Distribute handcrafted name tags to guests as a way to familiarise visitors with one another and help you remember everyone's names. Name tags can serve double duty as place cards when you include them in place setting arrangements. Whether preparing for a holiday meal or a large dinner party, make your own name tags. Personalise the tags by adding holiday symbols and special graphics. A snazzy-looking name tag makes a nice memento or take-home extra to commemorate the event.
Lay the brown craft foam mat on your work table. Do not remove the adhesive paper from the back of the mat.
Prepare a mushroom-shaped template from cardboard. The template needs to be 5 to 8 cm (2 to 3 inches) wide.
Lay the template at the bottom corner of the sheet. Outline the sheet with a pencil. Repeat this until you have one mushroom for each visitor.
Cut out the name tags with sharp scissors.
Make a mushroom top template out of cardboard. Cut the template out with scissors. This template should be slightly smaller than the brown mushroom's top. You want the brown to peek out from around the edges.
Lay the mushroom top template on a sheet of red craft foam. Leave the adhesive backing on the foam.
Trace the outline of a mushroom top on the foam paper using a pencil. Trace as many mushroom tops as you need.
Cut out the mushroom tops. Use a hole puncher to punch five random holes in the red foam. Remove the holes.
Remove the adhesive backing from the red mushroom tops. Centre one over each brown mushroom.
Write the guest's name on the mushroom stem with a gold calligraphy pen.
Place the mushroom name tags on the place settings and encourage your guests to wear them, peeling the backs off first.
Use your pin-backed button as a tracing guide for button covers. Lay the button, pin side up, on brightly coloured tissue paper.

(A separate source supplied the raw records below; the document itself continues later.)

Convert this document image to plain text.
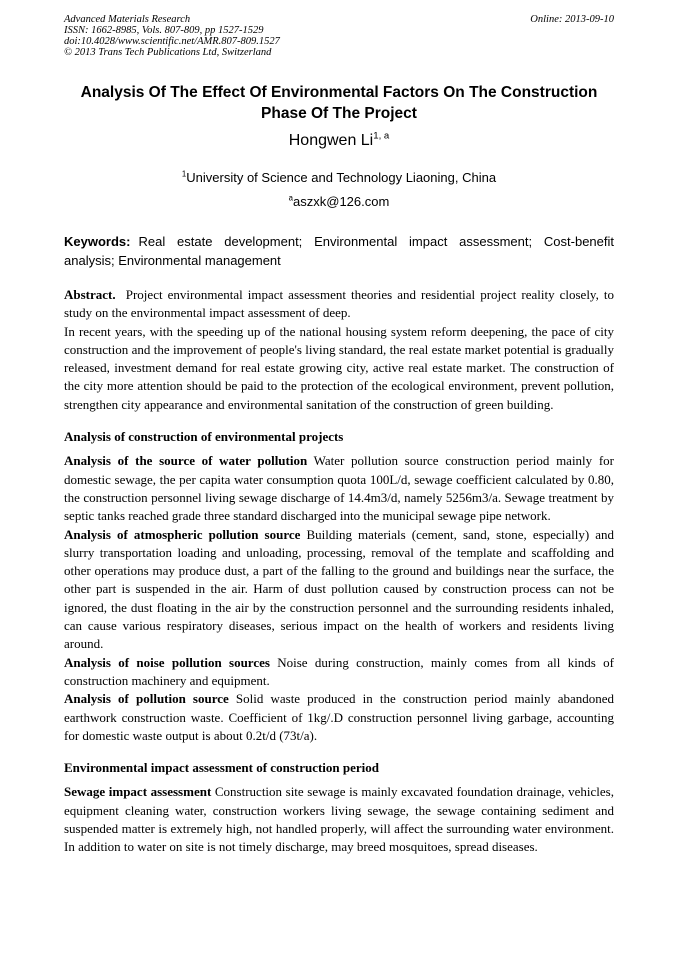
Advanced Materials Research
ISSN: 1662-8985, Vols. 807-809, pp 1527-1529
doi:10.4028/www.scientific.net/AMR.807-809.1527
© 2013 Trans Tech Publications Ltd, Switzerland
Online: 2013-09-10
Analysis Of The Effect Of Environmental Factors On The Construction
Phase Of The Project
Hongwen Li$^{1, a}$
$^1$University of Science and Technology Liaoning, China
$^a$aszxk@126.com
Keywords: Real estate development; Environmental impact assessment; Cost-benefit analysis; Environmental management

Abstract. Project environmental impact assessment theories and residential project reality closely, to study on the environmental impact assessment of deep.

In recent years, with the speeding up of the national housing system reform deepening, the pace of city construction and the improvement of people's living standard, the real estate market potential is gradually released, investment demand for real estate growing city, active real estate market. The construction of the city more attention should be paid to the protection of the ecological environment, prevent pollution, strengthen city appearance and environmental sanitation of the construction of green building.

Analysis of construction of environmental projects

Analysis of the source of water pollution Water pollution source construction period mainly for domestic sewage, the per capita water consumption quota 100L/d, sewage coefficient calculated by 0.80, the construction personnel living sewage discharge of 14.4m3/d, namely 5256m3/a. Sewage treatment by septic tanks reached grade three standard discharged into the municipal sewage pipe network.

Analysis of atmospheric pollution source Building materials (cement, sand, stone, especially) and slurry transportation loading and unloading, processing, removal of the template and scaffolding and other operations may produce dust, a part of the falling to the ground and buildings near the surface, the other part is suspended in the air. Harm of dust pollution caused by construction process can not be ignored, the dust floating in the air by the construction personnel and the surrounding residents inhaled, can cause various respiratory diseases, serious impact on the health of workers and residents living around.

Analysis of noise pollution sources Noise during construction, mainly comes from all kinds of construction machinery and equipment.

Analysis of pollution source Solid waste produced in the construction period mainly abandoned earthwork construction waste. Coefficient of 1kg/.D construction personnel living garbage, accounting for domestic waste output is about 0.2t/d (73t/a).

Environmental impact assessment of construction period

Sewage impact assessment Construction site sewage is mainly excavated foundation drainage, vehicles, equipment cleaning water, construction workers living sewage, the sewage containing sediment and suspended matter is extremely high, not handled properly, will affect the surrounding water environment. In addition to water on site is not timely discharge, may breed mosquitoes, spread diseases.
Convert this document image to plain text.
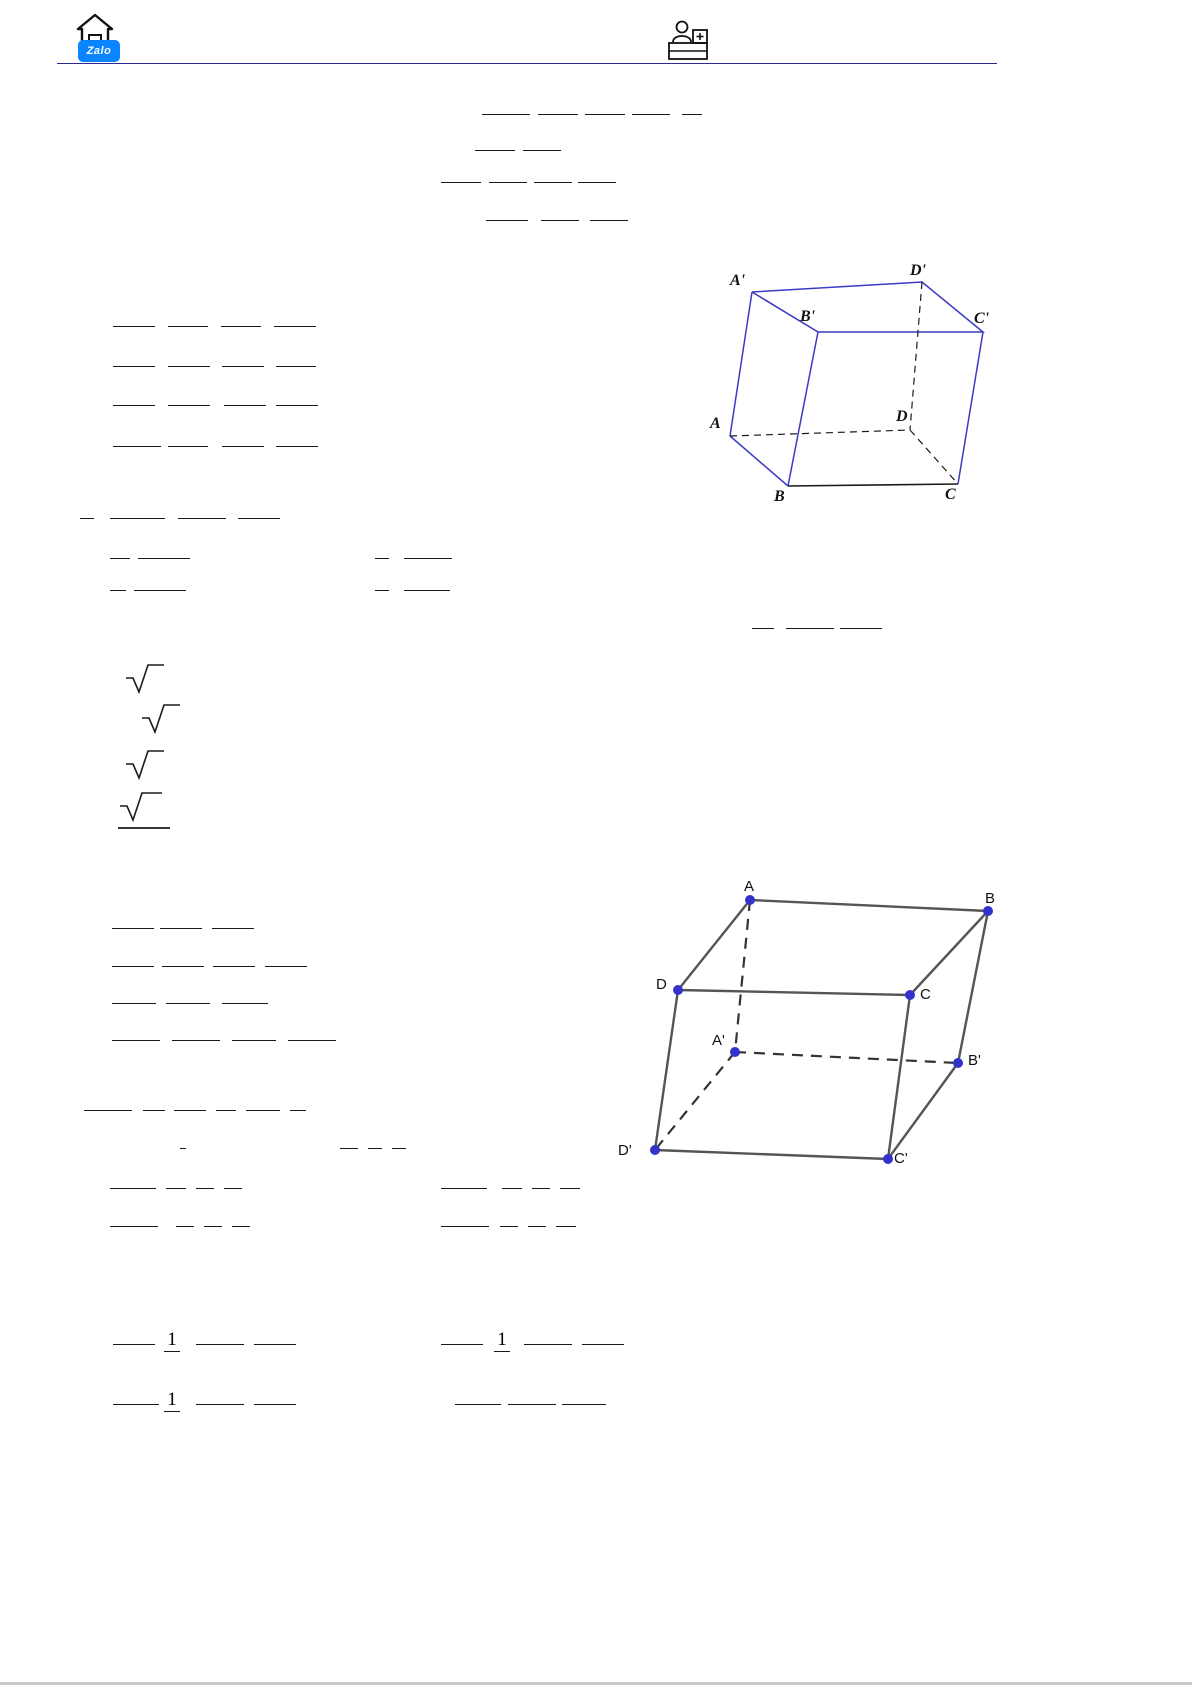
Zalo
1	1
1
A'
D'
B'	C'
A	D
B	C
A
B
D
C
A'
B'
D'	C'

Trace the button with a pencil. Make as many button shapes as you need, one per guest. Cut out the button shapes with scissors. Write the name of one guest on each tissue paper circle.
Pour a little decoupage glue onto a foam plate. Dip your damp sponge in the glue. Cover the button's top surface with the glue.
Place a tissue paper circle onto the glue carefully. Do not tear the tissue. Dab the sponge in the decoupage glue and tap the glue over the surface of the tissue paper.
Allow the glue to dry and harden for at least one hour.
Fold one 20 by 28 cm (8 by 11 inches) sheet of tissue paper in half. Half the paper again. Cut the paper into fours.
Lay two squares on top of one another. Fold the squares in half once. Cut the squares into half circles.
Cut small "V' shapes into the edges of the circles. Cut a circle in the centre of the circles large enough to allow the pin at the back of the button to be exposed.
Centre the trimmed circles over the back of the pin, giving the pin the illusion of being a flower. Dab the back side edges of the pin with white glue and attach the trimmed circles. Allow the glue to dry for one hour before wearing it.